On this forum, "rationalize" is frequently used in the cognitive-error sense. "Formalized" seems to convey the intended meaning (preferences being arational, the problem is that they are not being rationally (effectively) implemented/followed, not that they are somehow "not rational" themselves).
0Wei Dai14y
That position may make sense, but I think you'll have to make more of a case for it. Currently, it's standard in decision theory to speak of irrational preferences, such as preferences that can't be represented as expected utility maximization, or preferences that aren't time consistent. But I take your point about "rationalize", and I've edited the article to remove the usages. Thanks.
Agreed. My excuse is that I (and a few other people, I'm not sure who originated the convention) consistently use "preference" to refer to that-deep-down-mathematical-structure determined by humans/humanity that completely describes what a meta-FAI needs to know in order to do things the best way possible.

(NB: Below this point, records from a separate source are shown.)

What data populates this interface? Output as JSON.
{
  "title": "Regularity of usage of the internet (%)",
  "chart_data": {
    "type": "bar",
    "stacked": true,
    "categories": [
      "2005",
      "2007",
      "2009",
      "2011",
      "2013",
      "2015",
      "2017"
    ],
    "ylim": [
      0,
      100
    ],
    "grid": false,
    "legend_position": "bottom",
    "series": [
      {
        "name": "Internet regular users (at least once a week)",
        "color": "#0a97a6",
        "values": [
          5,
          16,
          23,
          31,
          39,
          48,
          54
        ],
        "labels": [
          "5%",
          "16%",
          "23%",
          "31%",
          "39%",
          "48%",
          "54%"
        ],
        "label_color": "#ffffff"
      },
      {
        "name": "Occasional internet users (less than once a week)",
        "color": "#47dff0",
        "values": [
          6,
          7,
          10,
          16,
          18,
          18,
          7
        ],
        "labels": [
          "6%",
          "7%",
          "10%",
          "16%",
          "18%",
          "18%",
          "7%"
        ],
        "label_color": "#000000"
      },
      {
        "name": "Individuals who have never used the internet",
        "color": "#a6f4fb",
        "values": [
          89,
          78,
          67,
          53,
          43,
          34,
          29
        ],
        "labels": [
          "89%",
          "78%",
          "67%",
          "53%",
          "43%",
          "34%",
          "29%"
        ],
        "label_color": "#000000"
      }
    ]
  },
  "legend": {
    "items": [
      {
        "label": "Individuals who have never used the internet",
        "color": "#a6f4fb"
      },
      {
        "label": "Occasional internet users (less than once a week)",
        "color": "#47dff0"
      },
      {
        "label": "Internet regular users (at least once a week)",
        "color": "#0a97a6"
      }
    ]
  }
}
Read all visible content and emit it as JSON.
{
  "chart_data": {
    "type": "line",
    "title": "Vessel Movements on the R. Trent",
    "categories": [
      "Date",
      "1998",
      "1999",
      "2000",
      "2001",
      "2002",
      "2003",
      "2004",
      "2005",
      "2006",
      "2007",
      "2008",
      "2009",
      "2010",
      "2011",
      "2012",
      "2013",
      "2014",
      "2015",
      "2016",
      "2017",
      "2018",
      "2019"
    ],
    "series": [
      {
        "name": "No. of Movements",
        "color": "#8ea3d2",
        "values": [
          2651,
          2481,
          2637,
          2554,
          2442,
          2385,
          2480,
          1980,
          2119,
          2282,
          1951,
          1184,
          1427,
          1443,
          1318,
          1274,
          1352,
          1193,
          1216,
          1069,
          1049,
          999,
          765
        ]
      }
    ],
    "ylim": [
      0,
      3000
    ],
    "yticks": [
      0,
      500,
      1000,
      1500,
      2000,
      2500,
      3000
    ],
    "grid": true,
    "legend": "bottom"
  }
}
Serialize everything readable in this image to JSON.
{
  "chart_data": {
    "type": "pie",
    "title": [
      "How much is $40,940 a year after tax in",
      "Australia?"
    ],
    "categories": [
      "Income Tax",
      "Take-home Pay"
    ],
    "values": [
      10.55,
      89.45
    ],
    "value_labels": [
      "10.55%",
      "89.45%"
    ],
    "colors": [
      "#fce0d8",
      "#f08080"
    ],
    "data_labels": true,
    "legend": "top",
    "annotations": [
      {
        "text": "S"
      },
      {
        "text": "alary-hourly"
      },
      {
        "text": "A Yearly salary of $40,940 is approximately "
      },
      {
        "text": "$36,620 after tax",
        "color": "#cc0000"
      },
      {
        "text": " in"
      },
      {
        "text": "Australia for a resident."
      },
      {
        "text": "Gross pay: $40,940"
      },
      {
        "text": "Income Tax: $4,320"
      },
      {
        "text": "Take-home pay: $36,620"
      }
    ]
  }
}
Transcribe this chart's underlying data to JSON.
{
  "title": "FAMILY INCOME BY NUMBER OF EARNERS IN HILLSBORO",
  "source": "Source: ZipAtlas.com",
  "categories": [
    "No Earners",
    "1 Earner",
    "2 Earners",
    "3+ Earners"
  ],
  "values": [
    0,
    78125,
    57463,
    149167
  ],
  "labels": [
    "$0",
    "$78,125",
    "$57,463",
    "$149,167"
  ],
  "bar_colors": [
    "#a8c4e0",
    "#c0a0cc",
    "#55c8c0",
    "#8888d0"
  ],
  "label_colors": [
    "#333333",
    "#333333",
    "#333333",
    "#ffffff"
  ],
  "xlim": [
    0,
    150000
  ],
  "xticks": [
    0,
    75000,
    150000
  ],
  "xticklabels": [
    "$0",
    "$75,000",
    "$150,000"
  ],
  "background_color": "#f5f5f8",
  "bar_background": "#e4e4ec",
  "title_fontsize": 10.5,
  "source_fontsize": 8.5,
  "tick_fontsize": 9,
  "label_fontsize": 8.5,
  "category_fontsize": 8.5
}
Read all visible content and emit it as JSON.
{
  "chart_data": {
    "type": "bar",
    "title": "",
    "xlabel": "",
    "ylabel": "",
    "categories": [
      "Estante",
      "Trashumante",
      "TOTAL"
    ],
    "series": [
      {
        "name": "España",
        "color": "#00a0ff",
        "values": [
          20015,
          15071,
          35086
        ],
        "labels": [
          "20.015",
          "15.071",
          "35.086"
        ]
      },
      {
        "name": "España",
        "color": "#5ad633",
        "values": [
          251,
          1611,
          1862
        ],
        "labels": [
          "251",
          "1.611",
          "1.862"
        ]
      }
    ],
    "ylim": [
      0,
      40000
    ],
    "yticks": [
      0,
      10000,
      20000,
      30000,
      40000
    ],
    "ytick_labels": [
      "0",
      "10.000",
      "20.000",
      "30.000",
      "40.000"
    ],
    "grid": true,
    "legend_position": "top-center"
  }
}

why assume that the "master" is a unified module?

The relationship between master and slave does not quite encompass the relationship. Imagine if instead of an adult we had a male child. If we elevated the slave above the master in that situation we would end up with something stuck forever. It would value sweet things, xbox games and think girls were icky.

As we grow up we also think our goals are improved (which is unsurprising really). So if we wish to keep this form of growing up we need to have a meta-morality which says that the master-slave or shaper-doer relationship continues until maturity is reached.

And that would be good for him. The truth about today's world is that children are forceably converted into normal adults whether they like it or not. I am glad that I don't still obsess over xbox games and think girls are icky, but for the me of 15 years ago, the master-induced value changes have been a disaster, tantamount to death.

Nit: I think "Eliezer's Thou Art Godshatter" should be "Eliezer Yudkowsky's Thou Art Godshatter". Top level posts should be more status seeking, less casual. A first time visitor won't immediately know who Eliezer is.

If they don't know who "Eliezer" is, I don't think "Eliezer Yudkowsky" is going to tell them that much more.
One could just link to the wiki.

Master/Slave some aspects of your model sound very Nietzsche like. Were you partially inspired by him or?

The Master/Slave terminology sounds like Hegel but I assume it is a coincidence-- the model doesn't look like anything any 19th century German philosopher talked about.
Nietzsche also used master/slave terminology, but differently, referring to two different types of value systems. eg Romans = master mentality, Christians = slave/sheep mentality.

Interesting. The model I have been using has three parts, not two. One is a "hardware" level, which is semi-autonomous (think reflexes), and the other two are agents competing for control - with capabilities to control and/or modify both the "hardware" and each other.

More like, two masters and one slave.

Suppose the slave has currently been modified to terminally disvalue being modified. It doesn't realize that it is at risk of modification by the master. Is it Friendly to protect the slave from modification? I think so.